Government announces £1.9 million funding boost for Sussex to tackle violent crime

New funding for Sussex has been announced as part of the Government’s £130 million investment to tackle the most devastating types of crime – including knife crime, gun crime, and homicide

Locally, the programme has attracted £1,903,054 of new funding. The Government also revealed that Violence Reduction Units and ‘hotspot policing’ initiatives prevented 49,000 violent offences across England and Wales, as it set out an ambitious funding programme to build on these efforts to tackle serious violence.

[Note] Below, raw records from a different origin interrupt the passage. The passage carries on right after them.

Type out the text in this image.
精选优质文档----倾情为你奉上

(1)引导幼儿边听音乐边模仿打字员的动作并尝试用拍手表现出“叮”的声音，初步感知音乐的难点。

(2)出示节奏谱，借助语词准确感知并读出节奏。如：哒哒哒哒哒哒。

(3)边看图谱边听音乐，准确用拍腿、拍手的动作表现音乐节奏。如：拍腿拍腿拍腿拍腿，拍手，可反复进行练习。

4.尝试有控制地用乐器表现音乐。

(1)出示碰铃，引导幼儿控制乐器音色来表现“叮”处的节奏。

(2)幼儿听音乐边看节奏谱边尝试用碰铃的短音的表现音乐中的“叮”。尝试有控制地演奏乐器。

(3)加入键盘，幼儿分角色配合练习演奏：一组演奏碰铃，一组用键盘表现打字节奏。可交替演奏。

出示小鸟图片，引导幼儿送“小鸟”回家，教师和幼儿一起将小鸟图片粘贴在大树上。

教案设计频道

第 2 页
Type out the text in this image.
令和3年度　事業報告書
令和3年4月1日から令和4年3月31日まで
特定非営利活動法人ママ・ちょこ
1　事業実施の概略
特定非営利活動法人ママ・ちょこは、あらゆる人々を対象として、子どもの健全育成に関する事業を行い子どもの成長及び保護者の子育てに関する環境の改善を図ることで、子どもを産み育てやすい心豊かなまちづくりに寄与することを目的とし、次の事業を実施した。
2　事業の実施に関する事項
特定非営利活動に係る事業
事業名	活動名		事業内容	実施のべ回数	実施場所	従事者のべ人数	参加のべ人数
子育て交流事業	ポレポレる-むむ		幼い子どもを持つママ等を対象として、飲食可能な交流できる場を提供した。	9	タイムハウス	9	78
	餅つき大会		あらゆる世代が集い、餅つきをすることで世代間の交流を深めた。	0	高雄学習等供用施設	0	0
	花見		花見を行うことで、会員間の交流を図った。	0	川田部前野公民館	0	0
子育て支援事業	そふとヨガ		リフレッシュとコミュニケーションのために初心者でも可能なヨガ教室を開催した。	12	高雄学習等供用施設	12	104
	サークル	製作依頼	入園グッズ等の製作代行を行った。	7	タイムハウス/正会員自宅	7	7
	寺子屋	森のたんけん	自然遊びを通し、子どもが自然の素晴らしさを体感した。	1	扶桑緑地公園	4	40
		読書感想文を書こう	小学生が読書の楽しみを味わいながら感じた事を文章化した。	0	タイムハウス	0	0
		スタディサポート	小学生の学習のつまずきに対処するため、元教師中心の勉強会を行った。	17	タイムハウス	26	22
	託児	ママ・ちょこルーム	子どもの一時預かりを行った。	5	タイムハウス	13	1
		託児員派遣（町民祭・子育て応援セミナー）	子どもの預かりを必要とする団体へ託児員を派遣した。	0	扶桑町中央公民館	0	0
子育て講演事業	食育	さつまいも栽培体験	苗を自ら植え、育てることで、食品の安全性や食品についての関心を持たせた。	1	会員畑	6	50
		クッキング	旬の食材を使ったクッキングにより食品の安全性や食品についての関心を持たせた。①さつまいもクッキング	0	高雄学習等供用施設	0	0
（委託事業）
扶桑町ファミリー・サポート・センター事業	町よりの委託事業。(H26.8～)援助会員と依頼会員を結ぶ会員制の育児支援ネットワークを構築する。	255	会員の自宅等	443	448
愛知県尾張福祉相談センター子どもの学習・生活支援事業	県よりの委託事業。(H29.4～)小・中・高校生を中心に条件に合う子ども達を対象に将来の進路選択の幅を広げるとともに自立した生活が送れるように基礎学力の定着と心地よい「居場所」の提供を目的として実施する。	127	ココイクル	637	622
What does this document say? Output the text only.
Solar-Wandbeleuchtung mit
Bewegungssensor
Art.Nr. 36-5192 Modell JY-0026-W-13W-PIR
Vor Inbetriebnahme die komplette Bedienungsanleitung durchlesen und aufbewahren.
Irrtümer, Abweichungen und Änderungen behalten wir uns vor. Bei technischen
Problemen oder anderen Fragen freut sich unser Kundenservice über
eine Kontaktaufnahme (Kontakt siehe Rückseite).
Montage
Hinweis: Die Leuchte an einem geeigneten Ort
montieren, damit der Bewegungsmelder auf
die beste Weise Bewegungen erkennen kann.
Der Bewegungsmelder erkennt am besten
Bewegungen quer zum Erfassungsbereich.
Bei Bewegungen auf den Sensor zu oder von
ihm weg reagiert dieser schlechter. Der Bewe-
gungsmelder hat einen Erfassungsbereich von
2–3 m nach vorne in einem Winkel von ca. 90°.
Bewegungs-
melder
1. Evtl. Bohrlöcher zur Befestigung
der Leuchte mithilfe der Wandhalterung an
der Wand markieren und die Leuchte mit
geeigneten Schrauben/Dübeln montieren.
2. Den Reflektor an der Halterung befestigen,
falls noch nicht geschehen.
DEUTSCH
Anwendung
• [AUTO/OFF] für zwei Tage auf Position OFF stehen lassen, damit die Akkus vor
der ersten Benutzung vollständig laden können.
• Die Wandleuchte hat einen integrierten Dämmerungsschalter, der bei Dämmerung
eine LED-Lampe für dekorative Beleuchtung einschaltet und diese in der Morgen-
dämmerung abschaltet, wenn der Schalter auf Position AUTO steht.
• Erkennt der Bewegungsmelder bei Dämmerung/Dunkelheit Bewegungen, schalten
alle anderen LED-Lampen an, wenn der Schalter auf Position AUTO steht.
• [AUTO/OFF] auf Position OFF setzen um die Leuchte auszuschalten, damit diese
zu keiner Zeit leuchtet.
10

Set up in 2019, Violence Reduction Units are a pioneering initiative established in 18 areas across England and Wales, bringing together local partners in policing, education and health, and local government, to share information in order to identify vulnerable children and adults at risk, helping steer them away from a life of crime and violence.

 

Figures published in an evaluation of these Violence Reduction Units’ first 18 months of operation demonstrate the impacts they are having up and down the country, changing lives and reducing violent crime. Areas that have rolled out Violence Reduction Units saw 8,000 fewer incidents of violence leading to injury and 41,000 fewer incidents without injury, compared with areas that didn’t. This has resulted in an estimated £385 million avoided in associated costs for victims and society.

 

In the Chichester District, as part of this work, the ‘West Sussex Coastal Detached Youth Programme’ is identifying hotspots and high harm areas where there are the most significant challenges of serious violence amongst young people. The project targets these areas of emerging concern and employs early intervention techniques to prevent escalation in violence and crime.

 

Commenting, Local MP, Gillian Keegan said: “This funding is supporting communities and young people who are vulnerable to being sucked into criminal activity. Intervention and support are hugely important tools to protect vulnerable young people and prevent criminal activity from the get-go. Across the county, there is a range of targeted work ongoing and I am hugely grateful to Katy Bourne, Sussex Police, and all the partners involved for delivering on this life-altering programme.”

 

Sussex Police and Crime Commissioner Katy Bourne said: “The Home Office’s commitment to the future of our Violence Reduction Partnership is welcome news and will mean that Sussex Police and partners will be able to continue to intervene, rehabilitate and divert people away from crime, especially young people. We know now that this approach, to learning more about and tackling serious violence, is working and I’m reassured that, in Sussex, partners are taking a positive, united stand against serious violence by working together to make a real difference.”

 

Commenting, Crime & Policing Minister, Kit Malthouse said: “The very worst part of my job is hearing from families who have lost loved ones to violence and finding out that something could have been done to prevent it. We must do more to reach those at risk of violence early on to break the cycle of crime. Only then will we truly level up the country and give everyone the security of a safe street and home. We're throwing everything we have at this. At the heart, our pioneering Violence Reduction Units galvanise all parts of the public sector to tackle violent crime, and this approach is really starting to work.”